Sunlight/UV-light dose indicator
Diarrhea is the second biggest cause of deaths of children under five years of age worldwide: every year, more than 1.5 million children die because of diarrhea, which often is caused by the consumption of water contaminated with micro-organisms. Purifying (disinfecting) contaminated water therefore becomes a major venue for preventing diarrhea and other waterborne diseases such as cholera or dysentery.
Currently, more than 3 million people in low-income countries worldwide are using solar water disinfection (SODIS) for purifying their drinking water, with the method proven to be simple, low-cost, and appealing to consumers because the water does not change its taste. However, further promotion of solar water disinfection has been slow because the efficiency of the method is not intuitive: no change in the water quality is visible to the consumers.
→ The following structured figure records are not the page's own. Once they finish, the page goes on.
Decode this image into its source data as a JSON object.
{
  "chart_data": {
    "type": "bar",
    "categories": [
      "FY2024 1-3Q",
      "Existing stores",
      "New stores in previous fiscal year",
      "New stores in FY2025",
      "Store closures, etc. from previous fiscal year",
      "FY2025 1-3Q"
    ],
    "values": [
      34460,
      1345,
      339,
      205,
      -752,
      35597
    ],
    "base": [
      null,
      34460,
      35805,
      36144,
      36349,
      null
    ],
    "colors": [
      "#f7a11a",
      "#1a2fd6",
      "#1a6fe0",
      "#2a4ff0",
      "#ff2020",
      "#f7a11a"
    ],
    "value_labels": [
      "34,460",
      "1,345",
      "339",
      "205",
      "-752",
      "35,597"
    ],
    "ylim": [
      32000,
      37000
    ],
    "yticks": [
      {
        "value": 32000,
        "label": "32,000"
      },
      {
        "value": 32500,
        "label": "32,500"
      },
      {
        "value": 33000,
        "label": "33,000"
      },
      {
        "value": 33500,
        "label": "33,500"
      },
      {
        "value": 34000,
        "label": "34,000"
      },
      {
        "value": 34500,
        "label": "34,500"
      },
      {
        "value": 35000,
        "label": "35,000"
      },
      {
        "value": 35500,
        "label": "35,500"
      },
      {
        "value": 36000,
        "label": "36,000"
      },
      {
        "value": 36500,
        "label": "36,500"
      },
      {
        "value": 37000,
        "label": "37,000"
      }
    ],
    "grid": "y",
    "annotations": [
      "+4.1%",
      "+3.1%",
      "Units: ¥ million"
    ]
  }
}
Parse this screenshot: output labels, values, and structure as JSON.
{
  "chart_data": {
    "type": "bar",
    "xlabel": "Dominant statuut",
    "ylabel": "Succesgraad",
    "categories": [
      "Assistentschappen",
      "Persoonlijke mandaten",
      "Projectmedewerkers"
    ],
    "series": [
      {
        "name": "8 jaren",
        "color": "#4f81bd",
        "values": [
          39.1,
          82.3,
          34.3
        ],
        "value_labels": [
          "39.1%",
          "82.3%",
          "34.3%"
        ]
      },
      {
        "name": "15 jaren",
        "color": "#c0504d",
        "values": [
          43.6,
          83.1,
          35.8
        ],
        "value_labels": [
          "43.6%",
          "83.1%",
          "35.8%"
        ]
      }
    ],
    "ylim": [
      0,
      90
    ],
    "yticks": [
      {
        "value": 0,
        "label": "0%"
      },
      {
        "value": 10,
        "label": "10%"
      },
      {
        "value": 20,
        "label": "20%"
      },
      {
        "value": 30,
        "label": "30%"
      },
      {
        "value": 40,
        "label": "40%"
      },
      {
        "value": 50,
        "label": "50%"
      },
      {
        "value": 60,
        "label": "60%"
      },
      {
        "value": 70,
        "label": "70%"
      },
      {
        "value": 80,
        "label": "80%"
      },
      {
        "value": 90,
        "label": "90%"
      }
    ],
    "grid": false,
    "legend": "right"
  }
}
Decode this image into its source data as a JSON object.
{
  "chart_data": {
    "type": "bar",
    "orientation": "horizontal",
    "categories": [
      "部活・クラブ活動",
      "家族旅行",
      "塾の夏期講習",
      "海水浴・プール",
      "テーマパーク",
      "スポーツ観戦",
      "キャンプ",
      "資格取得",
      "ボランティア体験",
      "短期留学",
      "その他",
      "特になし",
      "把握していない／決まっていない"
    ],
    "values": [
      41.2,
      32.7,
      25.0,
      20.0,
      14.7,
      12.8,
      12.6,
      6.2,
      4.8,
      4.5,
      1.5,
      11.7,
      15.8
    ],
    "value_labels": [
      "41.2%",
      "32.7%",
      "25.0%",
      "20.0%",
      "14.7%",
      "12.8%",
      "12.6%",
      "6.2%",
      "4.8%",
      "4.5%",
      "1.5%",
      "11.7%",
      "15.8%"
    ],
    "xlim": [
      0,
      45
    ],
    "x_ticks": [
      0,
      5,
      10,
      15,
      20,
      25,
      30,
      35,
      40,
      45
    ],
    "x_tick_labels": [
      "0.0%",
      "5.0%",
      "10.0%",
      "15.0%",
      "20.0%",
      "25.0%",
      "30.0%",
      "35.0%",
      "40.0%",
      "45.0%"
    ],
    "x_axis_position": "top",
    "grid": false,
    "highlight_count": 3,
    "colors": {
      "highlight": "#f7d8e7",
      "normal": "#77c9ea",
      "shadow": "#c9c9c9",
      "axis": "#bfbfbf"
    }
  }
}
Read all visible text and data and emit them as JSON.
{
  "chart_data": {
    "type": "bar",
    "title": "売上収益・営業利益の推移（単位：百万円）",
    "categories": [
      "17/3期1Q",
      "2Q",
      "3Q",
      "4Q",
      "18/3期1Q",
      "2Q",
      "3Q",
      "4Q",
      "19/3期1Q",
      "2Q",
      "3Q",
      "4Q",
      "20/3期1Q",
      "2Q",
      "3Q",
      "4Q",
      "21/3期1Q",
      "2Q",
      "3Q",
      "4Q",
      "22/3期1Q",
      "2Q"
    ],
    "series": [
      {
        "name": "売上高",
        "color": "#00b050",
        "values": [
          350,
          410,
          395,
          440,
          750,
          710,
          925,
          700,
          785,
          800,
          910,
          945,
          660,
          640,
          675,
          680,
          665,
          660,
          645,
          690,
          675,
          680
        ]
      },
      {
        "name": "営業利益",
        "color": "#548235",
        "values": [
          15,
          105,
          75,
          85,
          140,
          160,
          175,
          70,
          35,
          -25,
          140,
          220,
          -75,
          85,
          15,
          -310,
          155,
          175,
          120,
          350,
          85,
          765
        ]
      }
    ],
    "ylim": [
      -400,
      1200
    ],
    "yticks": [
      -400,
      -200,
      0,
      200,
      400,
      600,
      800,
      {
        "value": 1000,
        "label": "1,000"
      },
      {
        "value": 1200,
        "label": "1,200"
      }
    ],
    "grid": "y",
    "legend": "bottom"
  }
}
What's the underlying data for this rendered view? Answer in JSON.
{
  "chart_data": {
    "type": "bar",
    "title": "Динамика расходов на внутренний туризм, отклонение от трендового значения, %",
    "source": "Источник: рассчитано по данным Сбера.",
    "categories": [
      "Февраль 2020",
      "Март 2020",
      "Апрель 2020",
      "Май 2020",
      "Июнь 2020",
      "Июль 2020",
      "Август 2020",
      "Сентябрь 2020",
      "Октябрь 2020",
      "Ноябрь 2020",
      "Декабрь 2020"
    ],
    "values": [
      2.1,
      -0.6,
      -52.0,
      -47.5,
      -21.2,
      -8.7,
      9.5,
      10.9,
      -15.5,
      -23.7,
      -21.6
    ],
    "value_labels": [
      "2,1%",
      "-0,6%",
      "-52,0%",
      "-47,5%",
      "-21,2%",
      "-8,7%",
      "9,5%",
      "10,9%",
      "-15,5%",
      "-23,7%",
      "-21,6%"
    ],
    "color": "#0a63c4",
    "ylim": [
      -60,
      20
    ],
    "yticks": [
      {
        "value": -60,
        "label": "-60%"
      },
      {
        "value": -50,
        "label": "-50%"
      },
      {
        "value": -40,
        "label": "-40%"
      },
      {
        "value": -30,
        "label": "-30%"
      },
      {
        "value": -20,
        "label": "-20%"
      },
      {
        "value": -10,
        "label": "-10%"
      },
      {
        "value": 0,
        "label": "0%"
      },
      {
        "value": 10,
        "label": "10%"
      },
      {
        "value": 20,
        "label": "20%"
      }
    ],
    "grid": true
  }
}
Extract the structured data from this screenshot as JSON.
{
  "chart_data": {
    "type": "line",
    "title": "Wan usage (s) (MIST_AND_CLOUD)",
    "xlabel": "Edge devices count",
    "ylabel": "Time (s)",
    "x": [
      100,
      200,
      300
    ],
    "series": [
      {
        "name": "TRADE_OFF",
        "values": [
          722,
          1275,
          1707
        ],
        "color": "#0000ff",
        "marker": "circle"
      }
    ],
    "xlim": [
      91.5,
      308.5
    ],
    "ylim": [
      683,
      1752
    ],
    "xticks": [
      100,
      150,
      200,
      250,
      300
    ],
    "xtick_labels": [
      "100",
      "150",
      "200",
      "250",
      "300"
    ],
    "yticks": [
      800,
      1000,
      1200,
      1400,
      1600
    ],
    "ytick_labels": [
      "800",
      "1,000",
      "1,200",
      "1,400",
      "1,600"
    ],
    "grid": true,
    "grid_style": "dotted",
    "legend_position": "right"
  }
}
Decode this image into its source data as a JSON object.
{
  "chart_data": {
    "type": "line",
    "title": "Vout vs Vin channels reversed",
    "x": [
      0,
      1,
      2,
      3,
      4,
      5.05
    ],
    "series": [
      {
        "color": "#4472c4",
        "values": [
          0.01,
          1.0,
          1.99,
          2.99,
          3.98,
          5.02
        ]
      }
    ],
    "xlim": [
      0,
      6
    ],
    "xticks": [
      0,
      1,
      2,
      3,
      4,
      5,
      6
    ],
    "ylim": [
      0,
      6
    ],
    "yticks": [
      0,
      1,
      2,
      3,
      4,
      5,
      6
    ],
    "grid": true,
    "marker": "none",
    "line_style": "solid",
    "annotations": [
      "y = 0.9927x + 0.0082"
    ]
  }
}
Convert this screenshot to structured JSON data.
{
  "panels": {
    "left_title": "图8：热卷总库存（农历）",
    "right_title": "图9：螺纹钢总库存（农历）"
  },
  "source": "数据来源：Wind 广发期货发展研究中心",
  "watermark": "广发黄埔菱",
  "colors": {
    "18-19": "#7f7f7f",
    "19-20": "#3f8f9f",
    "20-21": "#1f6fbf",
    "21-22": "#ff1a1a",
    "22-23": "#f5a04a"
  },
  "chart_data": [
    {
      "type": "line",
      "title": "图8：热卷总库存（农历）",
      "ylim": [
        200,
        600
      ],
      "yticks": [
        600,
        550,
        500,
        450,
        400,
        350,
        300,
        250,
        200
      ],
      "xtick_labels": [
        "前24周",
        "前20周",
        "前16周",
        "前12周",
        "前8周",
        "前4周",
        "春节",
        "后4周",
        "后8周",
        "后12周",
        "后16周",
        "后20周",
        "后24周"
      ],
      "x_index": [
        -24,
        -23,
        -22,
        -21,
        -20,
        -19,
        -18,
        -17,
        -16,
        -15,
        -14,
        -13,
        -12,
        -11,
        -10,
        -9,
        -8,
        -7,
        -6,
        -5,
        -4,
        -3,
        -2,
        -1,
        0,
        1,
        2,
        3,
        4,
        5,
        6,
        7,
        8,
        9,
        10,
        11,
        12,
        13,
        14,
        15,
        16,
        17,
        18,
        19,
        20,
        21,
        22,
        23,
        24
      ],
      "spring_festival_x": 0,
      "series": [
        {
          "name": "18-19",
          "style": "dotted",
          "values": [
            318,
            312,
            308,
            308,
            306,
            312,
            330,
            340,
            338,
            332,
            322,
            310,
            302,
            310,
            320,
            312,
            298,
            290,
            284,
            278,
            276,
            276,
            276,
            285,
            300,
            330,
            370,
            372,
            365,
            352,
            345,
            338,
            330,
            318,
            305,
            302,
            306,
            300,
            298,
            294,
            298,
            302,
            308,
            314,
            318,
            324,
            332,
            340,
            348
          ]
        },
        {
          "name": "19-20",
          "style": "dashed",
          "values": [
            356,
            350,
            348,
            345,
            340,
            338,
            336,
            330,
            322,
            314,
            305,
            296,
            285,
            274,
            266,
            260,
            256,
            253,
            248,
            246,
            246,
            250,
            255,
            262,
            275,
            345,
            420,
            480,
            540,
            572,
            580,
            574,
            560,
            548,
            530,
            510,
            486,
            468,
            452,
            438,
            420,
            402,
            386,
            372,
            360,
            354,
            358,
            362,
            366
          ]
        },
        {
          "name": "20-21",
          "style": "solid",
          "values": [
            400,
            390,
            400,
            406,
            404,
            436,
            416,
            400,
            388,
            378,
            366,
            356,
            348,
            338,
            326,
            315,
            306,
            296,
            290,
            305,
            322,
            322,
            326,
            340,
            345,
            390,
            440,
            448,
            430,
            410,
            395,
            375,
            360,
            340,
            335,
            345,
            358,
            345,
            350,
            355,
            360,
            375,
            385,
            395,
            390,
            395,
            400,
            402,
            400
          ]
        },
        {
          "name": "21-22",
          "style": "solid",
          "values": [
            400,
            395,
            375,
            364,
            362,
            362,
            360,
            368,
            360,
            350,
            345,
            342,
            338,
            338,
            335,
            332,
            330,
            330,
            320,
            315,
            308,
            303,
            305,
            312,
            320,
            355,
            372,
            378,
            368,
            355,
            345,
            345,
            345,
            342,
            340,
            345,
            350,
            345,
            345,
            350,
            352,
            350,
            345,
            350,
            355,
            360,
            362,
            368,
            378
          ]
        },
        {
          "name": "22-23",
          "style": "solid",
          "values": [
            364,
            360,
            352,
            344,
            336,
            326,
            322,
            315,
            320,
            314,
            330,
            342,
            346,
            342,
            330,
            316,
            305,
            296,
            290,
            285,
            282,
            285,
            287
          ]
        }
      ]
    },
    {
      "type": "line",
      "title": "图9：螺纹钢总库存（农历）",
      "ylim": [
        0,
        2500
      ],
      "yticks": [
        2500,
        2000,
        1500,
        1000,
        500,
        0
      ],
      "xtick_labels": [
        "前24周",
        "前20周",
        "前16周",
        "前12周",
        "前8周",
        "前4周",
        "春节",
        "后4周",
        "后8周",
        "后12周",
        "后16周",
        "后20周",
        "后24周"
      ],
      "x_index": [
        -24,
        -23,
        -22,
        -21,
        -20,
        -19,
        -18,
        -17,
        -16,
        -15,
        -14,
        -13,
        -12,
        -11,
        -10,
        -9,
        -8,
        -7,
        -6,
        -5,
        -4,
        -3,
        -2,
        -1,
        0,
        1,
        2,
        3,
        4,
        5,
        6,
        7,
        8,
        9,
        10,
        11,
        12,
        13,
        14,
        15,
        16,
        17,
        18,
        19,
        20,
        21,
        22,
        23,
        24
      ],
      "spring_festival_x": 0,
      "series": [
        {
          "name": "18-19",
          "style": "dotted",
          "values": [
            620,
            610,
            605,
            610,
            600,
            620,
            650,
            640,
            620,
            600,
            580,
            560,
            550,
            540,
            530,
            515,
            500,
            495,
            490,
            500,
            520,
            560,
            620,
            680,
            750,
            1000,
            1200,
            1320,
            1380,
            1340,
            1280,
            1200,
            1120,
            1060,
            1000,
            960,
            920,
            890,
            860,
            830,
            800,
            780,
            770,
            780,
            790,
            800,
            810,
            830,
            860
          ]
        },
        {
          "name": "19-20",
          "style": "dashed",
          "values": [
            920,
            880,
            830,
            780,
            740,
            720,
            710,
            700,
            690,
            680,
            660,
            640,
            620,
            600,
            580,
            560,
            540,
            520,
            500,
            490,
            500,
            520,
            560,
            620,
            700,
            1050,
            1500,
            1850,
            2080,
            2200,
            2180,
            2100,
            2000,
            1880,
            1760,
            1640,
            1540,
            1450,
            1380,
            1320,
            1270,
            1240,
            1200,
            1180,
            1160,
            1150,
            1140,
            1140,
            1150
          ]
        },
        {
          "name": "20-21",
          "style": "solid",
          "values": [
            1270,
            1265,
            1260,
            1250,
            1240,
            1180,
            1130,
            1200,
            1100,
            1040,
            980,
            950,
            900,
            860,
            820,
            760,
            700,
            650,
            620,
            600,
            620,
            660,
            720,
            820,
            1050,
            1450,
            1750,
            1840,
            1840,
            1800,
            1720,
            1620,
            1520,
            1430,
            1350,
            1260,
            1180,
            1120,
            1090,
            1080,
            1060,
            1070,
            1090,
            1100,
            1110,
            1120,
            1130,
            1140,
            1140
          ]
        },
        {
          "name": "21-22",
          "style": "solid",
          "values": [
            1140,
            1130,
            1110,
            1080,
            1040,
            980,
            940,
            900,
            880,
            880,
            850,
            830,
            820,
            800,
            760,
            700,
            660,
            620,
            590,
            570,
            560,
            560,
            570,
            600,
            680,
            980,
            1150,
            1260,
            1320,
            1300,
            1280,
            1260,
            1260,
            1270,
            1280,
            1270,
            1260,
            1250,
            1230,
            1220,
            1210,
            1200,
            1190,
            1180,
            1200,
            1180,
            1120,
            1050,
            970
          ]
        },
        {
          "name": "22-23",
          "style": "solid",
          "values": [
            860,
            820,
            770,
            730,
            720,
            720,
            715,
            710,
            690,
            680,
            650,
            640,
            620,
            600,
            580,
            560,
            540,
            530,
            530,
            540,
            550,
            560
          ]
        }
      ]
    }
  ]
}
The Challenge, sponsored by The Rockefeller Foundation, was to overcome this limitation by developing an indicator which gives a visual signal to the user when the process of solar water disinfection has finished – that is, that the water has been exposed to a sufficient dose of sunlight and therefore is safe to drink.
A team of four graduate students from the University of Washington -- Chin Jung Cheng, Charlie Matlack, Penny Huang and Jacqueline Linnes -- developed the winning solution. Linnes began working on the Challenge with Engineers Without Borders members Penny Huang, a senior in chemical engineering, and Chin Jung Cheng, then an undergraduate in chemical engineering and now a UW doctoral student in bioengineering.
At first, the students focused on developing a chemical test strip. Then they considered an electronic sensor and contacted Charlie Matlack, a UW doctoral student in electrical engineering. Together they built a system using parts from a keychain that blinks in response to light. Other electronics monitor how much light is passing through the bottle and whether a water-filled bottle is present, so the system knows when to stop or start recording data.
“It has all the same components that you’d find inside a dirt-cheap solar calculator, except programmed differently,” Matlack said.
The team's proposed solar disinfectant indicator is a self‐contained, self‐powered electronic device that is low‐cost, durable and reusable. Composed of off‐the‐shelf components and proven technology, the indicator should withstand 10 years or more of use. Having essentially no moving parts except a flexible bottle holder, the Indicator starts and stops operation automatically based on the presence of a filled water bottle.
In addition to granting the Sodis Foundation a nonexclusive license to use their life-saving technology, Matlack, Linnes, and Tyler Davis have founded PotaVida, a nonprofit business to manufacture and market the device, either to users or to nonprofits that promote solar disinfection. PotaVida won first place and a $25,000 award in the annual University of Washington Business Plan Competition, which they plan to invest in distributing and promoting adoption of their solar disinfectant indicator.
“We will lower the cost to non-profits of providing safe water to people after disasters and in ongoing need scenarios. At a personal level, our product provides the visual feedback and guidance that people need to use a disinfection process which is otherwise invisible and impossible to know when done correctly,” said Charlie Matlack. “We’re at a point where we recognize the need for work on this beyond engineering, ultimately, the hardest part is going to be to get people to use it.”